AlgaeTwo recent documents (Avery et al. 2001 and DETR 2001) signal the end of five years of implementation of the UK Biodiversity Action Plan. Coming from both the NGO and government sectors, the two reports shift the emphasis in the UK BAP away from an initially strong focus on Habitat Action Plans and Species Action Plans ('HAPs' and 'SAPs'), and state the case for complementary 'needs' to be addressed.

This shift reflects a broader debate in which the narrow focus on species and habitats has come under criticism (Sergeant 2000).

The newly identified and prioritised 'needs' are not primarily oriented towards species and habitat actions plans, but towards ensuring that the thinking behind the BAP process (and the concept of conservation as a whole) becomes: a) more dynamic; b) more participatory - in the broadest sense. These new priorities themselves have international backing following the 1998 Meeting of the Parties to the Convention on Biological Diversity, which recognised that: a) change is inevitable in the natural world; b) conservation involves societal choices, needing to involve all relevant sectors (POST 2000).

The latest turn in the way that the UK BAP process is being conceived has implications for some very fundamental questions about conservation. For example: 'what should be conserved?'; 'who should be involved in the conservation policy process?'; 'how can maximum participation (especially from the community at large) be achieved?' (Bartlett 2000; Marren 2000). What form could participation of this kind develop into? These questions are relevant to the UK, where the impetus to broaden participation in environmental policy-making has risen to the top of many institutional agendas in recent years, but they are also recognised to be of wider global contemporary relevance, prompting government and the statutory and voluntary agencies, as leaders in the global BAP process, to experiment in new ways with the social networks and knowledges that make up British biodiversity expertise.

A number of key developments are illustrative of the shift away from the hitherto established approach focussing on species and habitat protection (as exemplified by the early UK BAP) and towards the new needs of: a) dynamism in the BAP process; b) participation. Particularly salient developments are:

  1. The funding of four posts, first within the Natural History Museum (October 2000) and subsequently within the Royal Society for the Protection of Birds and the Natural Environment Research Council (NERC) funded Biological Records Centre. The new posts have provided formally recognised spaces within conservation organisations for 'facilitators' - professionals whose job it is to harness the enthusiasm of up to 100,000 naturalists currently active in the UK, but disengaged from the official biodiversity policy process.

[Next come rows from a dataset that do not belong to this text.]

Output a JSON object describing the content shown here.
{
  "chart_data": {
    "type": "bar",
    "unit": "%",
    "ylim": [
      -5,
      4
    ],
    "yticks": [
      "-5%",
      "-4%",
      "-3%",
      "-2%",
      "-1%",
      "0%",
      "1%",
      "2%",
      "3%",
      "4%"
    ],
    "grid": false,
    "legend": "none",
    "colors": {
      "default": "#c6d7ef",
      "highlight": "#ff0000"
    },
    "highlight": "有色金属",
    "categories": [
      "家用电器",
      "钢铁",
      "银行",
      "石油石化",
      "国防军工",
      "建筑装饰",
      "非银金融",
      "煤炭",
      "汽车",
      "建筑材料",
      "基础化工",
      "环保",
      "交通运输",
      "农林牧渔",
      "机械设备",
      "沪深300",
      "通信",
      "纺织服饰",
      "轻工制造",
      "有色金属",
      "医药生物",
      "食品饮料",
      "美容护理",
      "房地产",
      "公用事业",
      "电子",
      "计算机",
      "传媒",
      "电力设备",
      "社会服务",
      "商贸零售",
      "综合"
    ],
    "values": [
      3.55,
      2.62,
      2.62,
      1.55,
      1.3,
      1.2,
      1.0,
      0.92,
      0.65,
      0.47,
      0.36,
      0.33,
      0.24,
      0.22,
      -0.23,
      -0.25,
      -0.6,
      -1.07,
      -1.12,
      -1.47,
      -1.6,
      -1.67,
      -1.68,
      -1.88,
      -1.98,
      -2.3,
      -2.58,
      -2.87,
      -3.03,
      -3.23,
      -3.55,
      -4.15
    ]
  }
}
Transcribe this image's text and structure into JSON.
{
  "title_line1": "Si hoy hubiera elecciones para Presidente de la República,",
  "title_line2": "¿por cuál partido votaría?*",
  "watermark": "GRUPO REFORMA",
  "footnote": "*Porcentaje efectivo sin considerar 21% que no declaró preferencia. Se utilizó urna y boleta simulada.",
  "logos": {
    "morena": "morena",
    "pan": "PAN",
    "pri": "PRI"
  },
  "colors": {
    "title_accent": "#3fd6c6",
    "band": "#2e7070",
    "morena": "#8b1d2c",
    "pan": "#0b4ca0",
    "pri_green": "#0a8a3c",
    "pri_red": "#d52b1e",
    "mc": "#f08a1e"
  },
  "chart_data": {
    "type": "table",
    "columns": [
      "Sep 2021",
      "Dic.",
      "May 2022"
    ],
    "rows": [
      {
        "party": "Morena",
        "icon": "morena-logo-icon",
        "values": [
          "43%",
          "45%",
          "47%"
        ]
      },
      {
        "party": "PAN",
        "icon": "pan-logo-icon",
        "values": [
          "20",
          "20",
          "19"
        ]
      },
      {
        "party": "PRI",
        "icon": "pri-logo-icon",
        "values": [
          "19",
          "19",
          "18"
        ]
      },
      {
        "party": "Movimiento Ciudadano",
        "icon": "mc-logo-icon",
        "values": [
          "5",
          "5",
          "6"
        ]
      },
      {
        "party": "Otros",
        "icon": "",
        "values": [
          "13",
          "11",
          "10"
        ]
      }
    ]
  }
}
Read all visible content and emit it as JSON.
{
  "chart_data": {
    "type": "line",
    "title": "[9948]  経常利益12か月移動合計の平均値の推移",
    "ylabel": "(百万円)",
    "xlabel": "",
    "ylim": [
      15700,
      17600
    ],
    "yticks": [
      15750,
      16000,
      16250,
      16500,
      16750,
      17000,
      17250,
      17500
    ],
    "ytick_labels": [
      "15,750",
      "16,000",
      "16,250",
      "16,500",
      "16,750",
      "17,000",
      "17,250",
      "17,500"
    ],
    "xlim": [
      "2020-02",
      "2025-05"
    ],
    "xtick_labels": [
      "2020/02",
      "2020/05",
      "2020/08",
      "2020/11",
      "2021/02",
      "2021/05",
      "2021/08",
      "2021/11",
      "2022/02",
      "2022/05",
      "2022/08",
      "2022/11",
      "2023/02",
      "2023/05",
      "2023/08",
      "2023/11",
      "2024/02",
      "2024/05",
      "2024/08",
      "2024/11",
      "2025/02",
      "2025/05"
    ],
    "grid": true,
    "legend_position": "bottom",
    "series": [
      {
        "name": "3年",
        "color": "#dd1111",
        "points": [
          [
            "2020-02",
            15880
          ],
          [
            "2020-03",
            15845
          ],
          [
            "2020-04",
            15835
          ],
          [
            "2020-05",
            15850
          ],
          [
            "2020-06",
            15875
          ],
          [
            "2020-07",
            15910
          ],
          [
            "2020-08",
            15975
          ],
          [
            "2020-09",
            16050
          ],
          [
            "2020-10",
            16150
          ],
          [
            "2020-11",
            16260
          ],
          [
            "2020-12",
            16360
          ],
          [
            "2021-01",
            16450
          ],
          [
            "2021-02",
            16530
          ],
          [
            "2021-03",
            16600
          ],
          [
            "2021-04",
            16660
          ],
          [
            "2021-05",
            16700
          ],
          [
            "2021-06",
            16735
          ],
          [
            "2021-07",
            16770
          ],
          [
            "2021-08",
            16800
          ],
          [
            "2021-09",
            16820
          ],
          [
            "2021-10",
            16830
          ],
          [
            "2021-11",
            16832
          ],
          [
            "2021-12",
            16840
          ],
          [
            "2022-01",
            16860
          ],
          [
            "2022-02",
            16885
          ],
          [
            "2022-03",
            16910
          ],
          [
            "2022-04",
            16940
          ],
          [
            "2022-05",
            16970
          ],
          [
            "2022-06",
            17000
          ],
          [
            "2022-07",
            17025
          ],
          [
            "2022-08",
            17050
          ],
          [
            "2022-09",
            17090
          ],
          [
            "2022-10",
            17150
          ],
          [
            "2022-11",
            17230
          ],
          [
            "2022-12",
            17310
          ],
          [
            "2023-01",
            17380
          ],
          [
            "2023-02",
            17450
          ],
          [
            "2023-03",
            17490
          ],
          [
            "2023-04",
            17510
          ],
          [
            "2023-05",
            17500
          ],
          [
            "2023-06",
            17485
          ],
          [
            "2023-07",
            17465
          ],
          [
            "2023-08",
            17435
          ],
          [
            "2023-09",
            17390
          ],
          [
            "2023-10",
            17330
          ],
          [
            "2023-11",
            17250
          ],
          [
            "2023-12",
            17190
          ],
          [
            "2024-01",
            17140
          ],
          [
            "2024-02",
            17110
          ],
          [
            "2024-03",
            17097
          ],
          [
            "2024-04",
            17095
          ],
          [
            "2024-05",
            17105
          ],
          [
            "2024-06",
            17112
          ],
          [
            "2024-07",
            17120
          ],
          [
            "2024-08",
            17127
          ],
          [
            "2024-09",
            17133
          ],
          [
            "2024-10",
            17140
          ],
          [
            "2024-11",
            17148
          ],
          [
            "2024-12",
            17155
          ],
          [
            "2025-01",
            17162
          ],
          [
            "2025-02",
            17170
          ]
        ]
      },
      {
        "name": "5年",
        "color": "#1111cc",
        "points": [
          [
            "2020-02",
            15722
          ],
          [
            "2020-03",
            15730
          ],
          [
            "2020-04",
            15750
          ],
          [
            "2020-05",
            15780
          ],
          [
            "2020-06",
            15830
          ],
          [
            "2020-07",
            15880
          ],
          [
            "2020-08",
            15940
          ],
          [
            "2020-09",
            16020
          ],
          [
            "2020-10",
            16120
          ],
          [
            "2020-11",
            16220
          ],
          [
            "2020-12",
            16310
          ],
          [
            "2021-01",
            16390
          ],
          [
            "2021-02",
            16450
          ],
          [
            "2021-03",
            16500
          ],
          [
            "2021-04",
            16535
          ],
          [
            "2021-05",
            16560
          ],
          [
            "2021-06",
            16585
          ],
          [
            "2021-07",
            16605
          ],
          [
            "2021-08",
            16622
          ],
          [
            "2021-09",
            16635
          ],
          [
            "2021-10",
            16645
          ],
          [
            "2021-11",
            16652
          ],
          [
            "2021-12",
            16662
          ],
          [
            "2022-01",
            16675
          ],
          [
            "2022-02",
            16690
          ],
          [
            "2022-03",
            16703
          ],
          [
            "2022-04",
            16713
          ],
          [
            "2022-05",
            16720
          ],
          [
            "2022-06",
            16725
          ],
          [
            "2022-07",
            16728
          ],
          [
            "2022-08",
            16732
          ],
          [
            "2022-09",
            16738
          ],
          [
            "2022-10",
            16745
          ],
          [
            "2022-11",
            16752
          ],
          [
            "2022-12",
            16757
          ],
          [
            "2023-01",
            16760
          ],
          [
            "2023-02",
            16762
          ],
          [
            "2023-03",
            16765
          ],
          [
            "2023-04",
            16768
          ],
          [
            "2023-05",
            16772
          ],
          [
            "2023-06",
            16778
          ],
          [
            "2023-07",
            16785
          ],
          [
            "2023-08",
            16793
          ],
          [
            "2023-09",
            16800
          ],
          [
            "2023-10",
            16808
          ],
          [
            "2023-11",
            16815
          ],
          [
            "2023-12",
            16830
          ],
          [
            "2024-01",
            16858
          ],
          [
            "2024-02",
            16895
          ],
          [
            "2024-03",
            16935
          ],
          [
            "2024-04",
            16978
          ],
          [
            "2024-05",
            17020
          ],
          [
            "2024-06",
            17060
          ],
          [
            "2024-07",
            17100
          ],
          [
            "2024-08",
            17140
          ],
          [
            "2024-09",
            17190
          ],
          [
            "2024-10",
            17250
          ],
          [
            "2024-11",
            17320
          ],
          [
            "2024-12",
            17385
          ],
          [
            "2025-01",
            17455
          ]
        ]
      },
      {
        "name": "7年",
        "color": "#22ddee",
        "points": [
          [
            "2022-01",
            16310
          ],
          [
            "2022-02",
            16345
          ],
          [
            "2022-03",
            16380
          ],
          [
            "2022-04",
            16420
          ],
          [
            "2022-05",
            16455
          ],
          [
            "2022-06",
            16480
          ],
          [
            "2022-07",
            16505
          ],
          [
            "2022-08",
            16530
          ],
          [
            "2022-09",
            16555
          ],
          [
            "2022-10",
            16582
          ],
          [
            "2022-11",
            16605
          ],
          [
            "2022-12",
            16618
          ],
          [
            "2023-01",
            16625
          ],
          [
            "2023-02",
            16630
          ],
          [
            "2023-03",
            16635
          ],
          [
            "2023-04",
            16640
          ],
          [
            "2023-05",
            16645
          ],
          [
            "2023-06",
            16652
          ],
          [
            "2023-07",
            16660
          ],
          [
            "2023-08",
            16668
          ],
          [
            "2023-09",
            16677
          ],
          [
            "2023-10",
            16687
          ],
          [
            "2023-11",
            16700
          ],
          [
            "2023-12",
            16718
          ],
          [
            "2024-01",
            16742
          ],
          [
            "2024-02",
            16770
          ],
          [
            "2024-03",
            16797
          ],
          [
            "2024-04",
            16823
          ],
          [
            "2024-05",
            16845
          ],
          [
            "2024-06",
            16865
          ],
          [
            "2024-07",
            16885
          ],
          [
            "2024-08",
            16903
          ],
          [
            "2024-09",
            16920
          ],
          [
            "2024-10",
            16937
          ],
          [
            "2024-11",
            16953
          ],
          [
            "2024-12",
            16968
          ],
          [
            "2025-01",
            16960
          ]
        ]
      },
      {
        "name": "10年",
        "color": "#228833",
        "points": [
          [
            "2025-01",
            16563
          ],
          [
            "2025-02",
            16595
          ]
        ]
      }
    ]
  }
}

The facilitators are charged with spanning the gap between naturalists and the statutory agencies since professionals in the statutory agencies are now concerned that an invaluable source of knowledge, local expertise and data held by naturalists is currently missing from the formal UK BAP process.
  2. An explicit challenge to an implicitly held value system within much of British conservation which tends to prioritise higher plants, mammals and birds as 'natural' candidates for conservation (DETR 2001). This challenge is controversial (Robertson 2000) and comes from within the conservation community, where prominent actors such as the Natural History Museum and English Nature have begun to champion, research and put investment into the knowledge and protection of 'unlovable species' - for example lower plants and little known invertebrate species (Ajuha 2001).
  3. A wider encompassing drive from the NGO and Government domains to enthuse and engage wider publics into knowing and experiencing the natural environment. This drive is particularly interesting in the light of an increasing concern with what has been termed a 'taxonomic impediment', suggesting that diminishing numbers of individuals are specialising in the range of skills comprising taxonomy.

The emerging relationships between these developments are central to the focus of the research.